Она затрепетала, как тогда, в машине, когда они ехали в «Клест». Ломов стоял рядом с ней в прихожей и, глядя ей прямо в глаза, говорил эти странные вещи. Он был одет так, словно собирался на светский раут. «Очевидно, у него сегодня действительно ответственный день…» И вдруг она все поняла.
– Вы собрались на похороны Садовниковых?
– Разумеется. Мы были знакомы еще с его отцом.
– Сырцов тоже будет там?
– Сырцов? Это кто? Прокурор, что ли? А что ему там делать?
– Я не знаю… – Юля действительно не знала, зачем она вообще упомянула о Сырцове. – Значит, встретимся на кладбище…
– Юля, я бы хотел поговорить… Я понимаю, что теперь не время, что ты куда-то собралась, наверное, на работу… Понимаешь, ты очень нужна мне… Именно ты, а не просто какая-нибудь женщина. Я чувствую, что ты – моя. НАША.

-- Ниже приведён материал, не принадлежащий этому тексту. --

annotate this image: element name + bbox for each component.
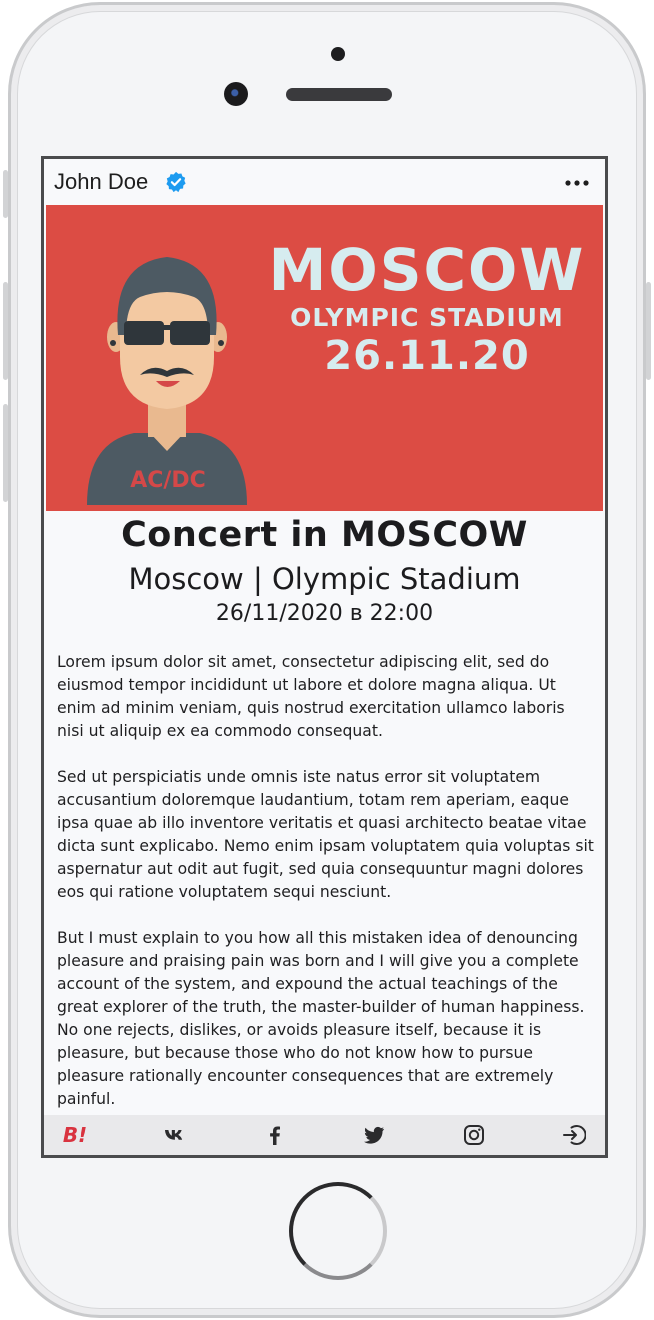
twitter-icon[interactable] xyxy=(361,1122,387,1148)
vk-glyph xyxy=(164,1130,182,1140)
more-horizontal-icon[interactable] xyxy=(563,173,591,193)
instagram-glyph xyxy=(464,1125,485,1145)
verified-badge-icon xyxy=(166,171,186,193)
volume-up-button xyxy=(3,282,8,380)
banner-date: 26.11.20 xyxy=(324,333,530,379)
description-paragraph: Sed ut perspiciatis unde omnis iste natu… xyxy=(57,768,594,901)
facebook-glyph xyxy=(269,1126,280,1145)
facebook-icon[interactable] xyxy=(262,1122,288,1148)
event-title: Concert in MOSCOW xyxy=(121,515,528,555)
sign-in-icon[interactable] xyxy=(561,1122,587,1148)
twitter-glyph xyxy=(364,1126,385,1144)
event-description: Lorem ipsum dolor sit amet, consectetur … xyxy=(57,651,595,1115)
mute-switch xyxy=(3,170,8,218)
front-camera xyxy=(224,82,248,106)
earpiece-speaker xyxy=(286,88,392,101)
profile-name[interactable]: John Doe xyxy=(54,169,148,195)
event-location: Moscow | Olympic Stadium xyxy=(128,562,521,596)
volume-down-button xyxy=(3,404,8,502)
behance-icon[interactable]: B! xyxy=(62,1122,88,1148)
shirt-logo: AC/DC xyxy=(130,468,206,493)
rocker-avatar-illustration: AC/DC xyxy=(87,257,247,505)
banner-city: MOSCOW xyxy=(268,236,586,304)
top-bar: John Doe xyxy=(44,159,605,205)
power-button xyxy=(646,282,651,380)
share-bar: B! xyxy=(44,1115,605,1155)
home-button[interactable] xyxy=(289,1182,387,1280)
event-banner[interactable]: AC/DC MOSCOW OLYMPIC STADIUM 26.11.20 xyxy=(46,205,603,511)
behance-logo: B! xyxy=(62,1123,88,1147)
app-screen: John Doe AC/DC MOSCOW OLYMPIC STADIUM 26… xyxy=(41,156,608,1158)
sign-in-glyph xyxy=(562,1125,586,1145)
instagram-icon[interactable] xyxy=(461,1122,487,1148)
proximity-sensor xyxy=(331,47,345,61)
description-paragraph: But I must explain to you how all this m… xyxy=(57,929,585,1108)
vk-icon[interactable] xyxy=(162,1122,188,1148)
description-paragraph: Lorem ipsum dolor sit amet, consectetur … xyxy=(57,653,565,740)
banner-venue: OLYMPIC STADIUM xyxy=(290,303,564,332)
event-datetime: 26/11/2020 в 22:00 xyxy=(215,601,434,626)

– В смысле? – у Юли холодок пробежал по спине. – Что вы говорите загадками? Чья я? И почему ваша?
– У тебя гибкий ум, и ты способна понять многое… Ты можешь обещать мне, что сегодня на кладбище, ровно в четверть второго, ты последуешь за мной, куда я тебе скажу?..
– На кладбище? Но куда мы с вами можем пойти? – у Юли волосы на голове зашевелились.
– Я хочу тебя, понимаешь? – наконец произнес он, и Юля заметила, как на его потемневшем лбу выступила испарина. Он был возбужден до предела. – И хочу, чтобы это произошло там, где я захочу…
– На кладбище?
– Да… Просто я так больше не могу… Я мужчина. Ты возбуждаешь меня…
– Но… но почему же тогда вы не предложили этого раньше… в более подходящей обстановке… Не скрою, вы тоже действуете на меня… очень… – Теперь и она заволновалась. Она смотрела на него и знала, что он все понял, но никаких действий после ее слов не последовало. Он только до хруста сжал ее маленькую узкую ладонь в своей ручище и, судорожным движением поднеся к губам, осторожно поцеловал.
– Я не предлагал… потому что мне нравится это томление больше, чем то, что может последовать вслед за ним… Я дорожу этим сладостным чувством и не променяю его ни на что. Я бы просто съел тебя, ласточка, и потом по очереди поцеловал каждую косточку… Боже, как же я хочу тебя!